The story has something to say about the way people respond to crises with a suggestion that the more desperate things get the more extreme actions people are prepared to countenance. This develops when a couple of self -styled vigilantes burst into the school looking for people they allege have stolen something which after all the violence that follows turns out to be nothing more than a tin of beans.  It’s an indication of how society has already collapsed into a struggle for survival. The results of this incident have serious repercussions for the rest of the film as the school ends up under siege from the heavily armed parish council (!) who have taken charge. 

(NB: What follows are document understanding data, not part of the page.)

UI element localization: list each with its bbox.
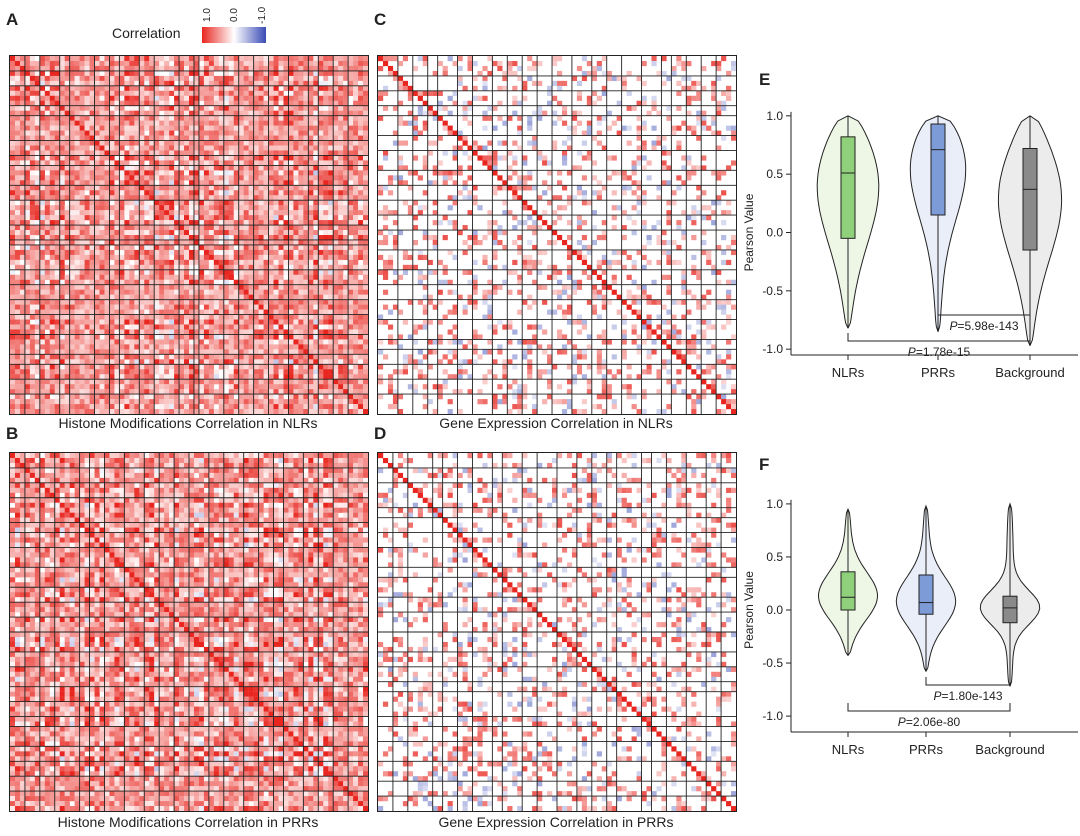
heatmap-a-canvas bbox=[10, 56, 368, 414]
y-tick-label: 0.0 bbox=[766, 603, 783, 617]
violin-chart-e: 1.0 0.5 0.0 -0.5 -1.0 Pearson Value NLRs PRRs Ba… bbox=[742, 109, 1078, 380]
violin-chart-f: 1.0 0.5 0.0 -0.5 -1.0 Pearson Value NLRs PRRs Ba… bbox=[742, 497, 1078, 757]
y-tick-label: 1.0 bbox=[766, 109, 783, 123]
caption-d: Gene Expression Correlation in PRRs bbox=[438, 814, 674, 830]
heatmap-c-canvas bbox=[378, 56, 736, 414]
heatmap-b-canvas bbox=[10, 453, 368, 811]
box-prrs bbox=[918, 574, 934, 615]
legend-title: Correlation bbox=[112, 25, 181, 41]
significance-bracket-2: P=2.06e-80 bbox=[847, 703, 1011, 729]
y-tick-label: 0.5 bbox=[766, 550, 783, 564]
caption-b: Histone Modifications Correlation in PRR… bbox=[57, 814, 319, 830]
p-value-label: P=1.80e-143 bbox=[933, 689, 1002, 703]
significance-bracket-1: P=5.98e-143 bbox=[937, 307, 1031, 333]
y-tick-label: 1.0 bbox=[766, 497, 783, 511]
p-value-label: P=2.06e-80 bbox=[898, 715, 961, 729]
y-tick-label: -0.5 bbox=[762, 656, 783, 670]
heatmap-c bbox=[377, 55, 737, 415]
y-axis-label: Pearson Value bbox=[742, 193, 756, 271]
heatmap-d-canvas bbox=[378, 453, 736, 811]
x-tick-label: PRRs bbox=[909, 742, 943, 757]
box-prrs bbox=[930, 123, 946, 216]
y-tick-label: 0.0 bbox=[766, 226, 783, 240]
legend-tick-zero: 0.0 bbox=[229, 8, 240, 22]
caption-c: Gene Expression Correlation in NLRs bbox=[439, 415, 673, 431]
y-tick-label: 0.5 bbox=[766, 167, 783, 181]
heatmap-a bbox=[9, 55, 369, 415]
box-background bbox=[1022, 148, 1038, 251]
significance-bracket-1: P=1.80e-143 bbox=[925, 677, 1011, 703]
x-tick-label: NLRs bbox=[832, 742, 865, 757]
panel-letter-d: D bbox=[374, 424, 387, 443]
box-background bbox=[1002, 595, 1018, 624]
panel-letter-f: F bbox=[759, 455, 770, 474]
y-axis-label: Pearson Value bbox=[742, 571, 756, 649]
x-tick-label: PRRs bbox=[921, 365, 955, 380]
box-nlrs bbox=[840, 136, 856, 239]
x-tick-label: NLRs bbox=[832, 365, 865, 380]
heatmap-b bbox=[9, 452, 369, 812]
y-tick-label: -1.0 bbox=[762, 342, 783, 356]
legend-tick-neg: -1.0 bbox=[257, 6, 268, 24]
box-nlrs bbox=[840, 571, 856, 611]
panel-letter-a: A bbox=[6, 10, 19, 29]
legend-colorbar bbox=[202, 27, 266, 43]
panel-letter-e: E bbox=[759, 70, 771, 89]
heatmap-d bbox=[377, 452, 737, 812]
y-tick-label: -1.0 bbox=[762, 709, 783, 723]
significance-bracket-2: P=1.78e-15 bbox=[847, 333, 1031, 359]
legend-tick-pos: 1.0 bbox=[202, 8, 213, 22]
panel-letter-c: C bbox=[374, 10, 387, 29]
x-tick-label: Background bbox=[975, 742, 1044, 757]
x-tick-label: Background bbox=[995, 365, 1064, 380]
p-value-label: P=5.98e-143 bbox=[949, 319, 1018, 333]
p-value-label: P=1.78e-15 bbox=[908, 345, 971, 359]
y-tick-label: -0.5 bbox=[762, 284, 783, 298]
panel-letter-b: B bbox=[6, 424, 19, 443]
caption-a: Histone Modifications Correlation in NLR… bbox=[58, 415, 318, 431]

While I would challenge the publicity suggesting this a comedy- horror something the flippant title also tilts towards- there are definitely some lighter moments which are never forced for laughs. This seems in keeping with the gallows humour which is always a feature of dark times.  However the final section becomes grim and shocking once it is clear that those you expect to survive may not and vice versa.

Lee, played by Oscar Kennedy makes for a satisfyingly different lead – the character’s unwillingness to take direct action becomes a crucial factor and unusually for this type of movie he is less willing to join in the carnage trying some diplomacy to unlock the situation. I think this is considerably more realistic than the stereotypical quiet boy who becomes the hero and Kennedy’s expressive face really does convey the different pressures so well even if the script sometimes doesn’t give him enough to say. As Mac, Liam Lau Fernandez proves willing to go all the way into madness in a role that could become unsympathetic where it not for the actor’s ability to retain something of the joker we see at the start. You keep thinking- maybe he won’t go that far. Then he does! Having an unstable, unpredictable character like this generates enormous tension as the film progresses.

Jasmine Blackborow as the very young matron provides another different take on the expected as she struggles at first to deal with developments but gradually develops.  Samantha Bond appears to be enjoying her role as Georgina Baker whose personal stake in the outcome of the stand off is well conveyed both by the actor and script. Georgina directs the militia yet there are tiny moments when she seems like she’s uncertain of what she has started or unsure if she can control her army. Meanwhile Alex MacQueen (who was also in Slaughterhouse Rulez) suffers for his art as teacher Mr Bates‘ authority is gradually usurped by Mac’s preference for rabble rousing radical solutions. Though initially playing the sort of role he’s been seen in before (slightly comedic and struggling to maintain control) both the script and the actor develop the part into different territory later on. There's even a cameo role for Anthony Head as the school's stuffy headmaster. Perhaps a little extra background for the other pupils may have benefitted the latter scenes but they are sketched well enough for us to get a sense of who they are.

The ending leaves potential for a sequel though you suspect that a story like this could only get wider and less involving or else repeat the scenario in a different location. This is a terrifically terrifying rollercoaster that is far better at conveying the panic and desperation of a worldwide catastrophe than many a mega budget movie I’ve seen. Rooted in the everyday and focussing on our reaction to events it also has a relevance that really connects right now if only because we can be relieved our current pandemic didn’t end up like this!